I don't agree with that sentiment. Well, unless it's Jim Tracy. Think about just this season: Bob Melvin and Davey Johnson were both recycled managers and won manager of the year awards. Joe Torre was the ultimate recycled manager when the Yankees hired him to replace Buck Showalter back in 1996, and that worked out pretty well. Terry Francona had skippered the Phillies to four losing seasons when the Red Sox hired him in 2004. Showalter himself has moved around to multiple places and has found success again with the Orioles.
This is why I like the Blue Jays' hiring of John Gibbons. Experience is important in any field. With the big moves the Jays have already made this offseason, the team views itself as a contender in the AL East, so why risk hiring an inexperienced manager? Sure, you run the small chance that you're passing up on the game's next great manager, but there is value in the known quantity, the guy who won't mess things up.
The Gibbons move is unusual only in the aspect that his previous tenure came with the Blue Jays. He managed the club from late 2004 through the first 74 games of 2008, when he was fired with a 35-39 record. In Gibbons' three full seasons as manager, the Blue Jays went 80-82, 87-75 and 83-79.
Former Blue Jays pitcher and author Dirk Hayhurst tweeted this morning: "I'll agree with Alex (Anthopolous) on that front. Lots of players I knew liked Gibby over Cito [Gaston] because Cito was so aloof."
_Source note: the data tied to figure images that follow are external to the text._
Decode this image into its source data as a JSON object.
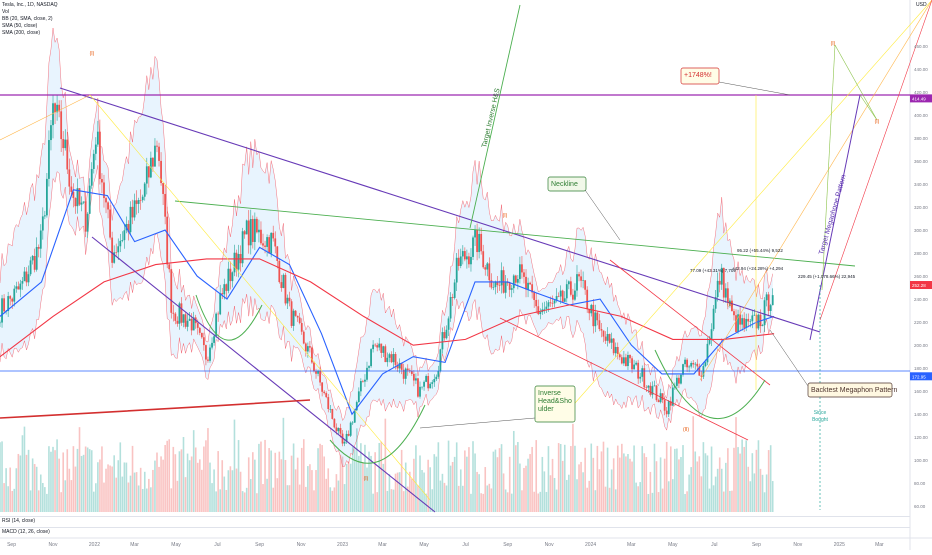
{
  "header": {
    "symbol_line": "Tesla, Inc., 1D, NASDAQ",
    "indicators": [
      "Vol",
      "BB (20, SMA, close, 2)",
      "SMA (50, close)",
      "SMA (200, close)"
    ],
    "currency": "USD",
    "rsi_label": "RSI (14, close)",
    "macd_label": "MACD (12, 26, close)"
  },
  "chart_data": {
    "type": "line",
    "title": "Tesla, Inc., 1D, NASDAQ",
    "xlabel": "",
    "ylabel": "",
    "x_ticks": [
      "Sep",
      "Nov",
      "2022",
      "Mar",
      "May",
      "Jul",
      "Sep",
      "Nov",
      "2023",
      "Mar",
      "May",
      "Jul",
      "Sep",
      "Nov",
      "2024",
      "Mar",
      "May",
      "Jul",
      "Sep",
      "Nov",
      "2025",
      "Mar"
    ],
    "y_ticks": [
      460,
      440,
      420,
      400,
      380,
      360,
      340,
      320,
      300,
      280,
      260,
      240,
      220,
      200,
      180,
      160,
      140,
      120,
      100,
      80,
      60
    ],
    "ylim": [
      55,
      500
    ],
    "grid": false,
    "price_labels": [
      {
        "value": 414.49,
        "text": "414.49",
        "color": "#9c27b0"
      },
      {
        "value": 252.28,
        "text": "252.28",
        "color": "#f23645"
      },
      {
        "value": 172.95,
        "text": "172.95",
        "color": "#2962ff"
      }
    ],
    "series": [
      {
        "name": "Close",
        "color": "#26a69a",
        "x": [
          "2021-08-15",
          "2021-09-15",
          "2021-10-15",
          "2021-11-01",
          "2021-11-15",
          "2021-12-01",
          "2021-12-20",
          "2022-01-03",
          "2022-01-27",
          "2022-02-15",
          "2022-03-14",
          "2022-04-04",
          "2022-04-25",
          "2022-05-24",
          "2022-06-15",
          "2022-07-05",
          "2022-08-15",
          "2022-09-20",
          "2022-10-15",
          "2022-11-15",
          "2022-12-15",
          "2023-01-03",
          "2023-02-15",
          "2023-03-15",
          "2023-04-25",
          "2023-05-20",
          "2023-06-20",
          "2023-07-18",
          "2023-08-15",
          "2023-09-15",
          "2023-10-15",
          "2023-11-15",
          "2023-12-15",
          "2024-01-15",
          "2024-02-15",
          "2024-03-15",
          "2024-04-22",
          "2024-05-15",
          "2024-06-15",
          "2024-07-10",
          "2024-07-30",
          "2024-08-20",
          "2024-09-10",
          "2024-09-27"
        ],
        "values": [
          230,
          250,
          290,
          405,
          380,
          330,
          310,
          385,
          280,
          300,
          330,
          380,
          230,
          220,
          190,
          240,
          300,
          290,
          230,
          190,
          140,
          110,
          200,
          190,
          160,
          180,
          270,
          290,
          250,
          265,
          230,
          235,
          255,
          210,
          190,
          175,
          145,
          180,
          180,
          262,
          220,
          215,
          225,
          252
        ]
      },
      {
        "name": "SMA 50",
        "color": "#2962ff",
        "x": [
          "2021-08-15",
          "2021-10-15",
          "2021-12-01",
          "2022-01-20",
          "2022-03-01",
          "2022-04-15",
          "2022-06-01",
          "2022-07-15",
          "2022-09-01",
          "2022-10-15",
          "2022-12-01",
          "2023-01-15",
          "2023-03-01",
          "2023-04-15",
          "2023-06-01",
          "2023-07-15",
          "2023-09-01",
          "2023-10-15",
          "2023-12-01",
          "2024-01-15",
          "2024-03-01",
          "2024-04-15",
          "2024-06-01",
          "2024-07-15",
          "2024-09-01",
          "2024-09-27"
        ],
        "values": [
          225,
          255,
          335,
          330,
          290,
          300,
          260,
          240,
          285,
          270,
          210,
          140,
          175,
          190,
          185,
          255,
          255,
          245,
          235,
          240,
          200,
          175,
          175,
          205,
          220,
          225
        ]
      },
      {
        "name": "SMA 200",
        "color": "#f23645",
        "x": [
          "2021-08-15",
          "2021-11-01",
          "2022-01-15",
          "2022-04-01",
          "2022-06-15",
          "2022-09-01",
          "2022-11-15",
          "2023-02-01",
          "2023-04-15",
          "2023-07-01",
          "2023-09-15",
          "2023-12-01",
          "2024-02-15",
          "2024-05-01",
          "2024-07-15",
          "2024-09-27"
        ],
        "values": [
          190,
          225,
          255,
          270,
          275,
          275,
          255,
          225,
          200,
          205,
          225,
          235,
          225,
          205,
          205,
          210
        ]
      }
    ],
    "annotations": [
      {
        "text": "Neckline",
        "type": "callout"
      },
      {
        "text": "Inverse Head&Shoulder",
        "type": "callout"
      },
      {
        "text": "+1748%!",
        "type": "callout"
      },
      {
        "text": "Backtest Megaphon Pattern",
        "type": "callout"
      },
      {
        "text": "Target Inverse H&S",
        "type": "label"
      },
      {
        "text": "Target Megaphone Pattern",
        "type": "label"
      },
      {
        "text": "Since Bought",
        "type": "label"
      },
      {
        "text": "77.09 (+43.31%) 7,709",
        "type": "measure"
      },
      {
        "text": "95.22 (+55.44%) 9,522",
        "type": "measure"
      },
      {
        "text": "+42.94 (+24.28%) +4,294",
        "type": "measure"
      },
      {
        "text": "229.45 (+1,078.66%) 22,945",
        "type": "measure"
      }
    ],
    "wave_labels": [
      "(I)",
      "(I)",
      "(I)",
      "(II)",
      "(II)",
      "(I)",
      "(I)"
    ]
  }
}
Gibbons was hired and fired by former GM J.P. Ricciardi, not Anthopolous. At the time of Gibbons' firing, it seemed a typical case of you can't fire 25 players. "From our standpoint, we've underachieved," Ricciardi said then. "We know we have a better team than this. Right now, we want to see if we can spark this team and we think Cito is the guy to do it."
The Jays did go 51-37 under Gaston to finish with 86 wins, but they fell back to 75-87 in 2009.
A look back at Gibbons' first tenure reveals a manager who succeeded without a deep talent base. His first team in 2005 improved from 65 wins to 80 wins even though the team's most valuable position player was catcher Gregg Zaun with 3.3 WAR. Roy Halladay was injured that year and made just 19 starts, but Gibbons coaxed good seasons out of Josh Towers and Gustavo Chacin in the rotation.
The 2006 Jays won 87 games with only two starters making more than 21 starts, as Vernon Wells had a monster season, and offseason additions Troy Glaus and B.J. Ryan helped. The team won 83 games in 2007 as Gibbons pieced together a pitching staff that allowed the second-fewest runs in the league.
It looks like a pretty solid three-year run, especially with the constant makeover required on the pitching staff. If there's one red flag, it's that the Jays underperformed their Pythagorean record by eight wins in 2005 and four wins in 2007.
Strategically, Gibbons held true to one sabermetric principle: He didn't like the sacrifice bunt, although he was a little more willing to issue intentional walks. The Jays' ranking in his three seasons in those categories:
2005: 21 sac bunts (11th in AL), 29 IBB (10th)
2006: 16 sac bunts (14th), 56 IBB (2nd)
2007: 33 sac bunts (8th), 34 IBB (9th)
It seems like a sound move by the Jays. Now it's up to the players to live up to expectations.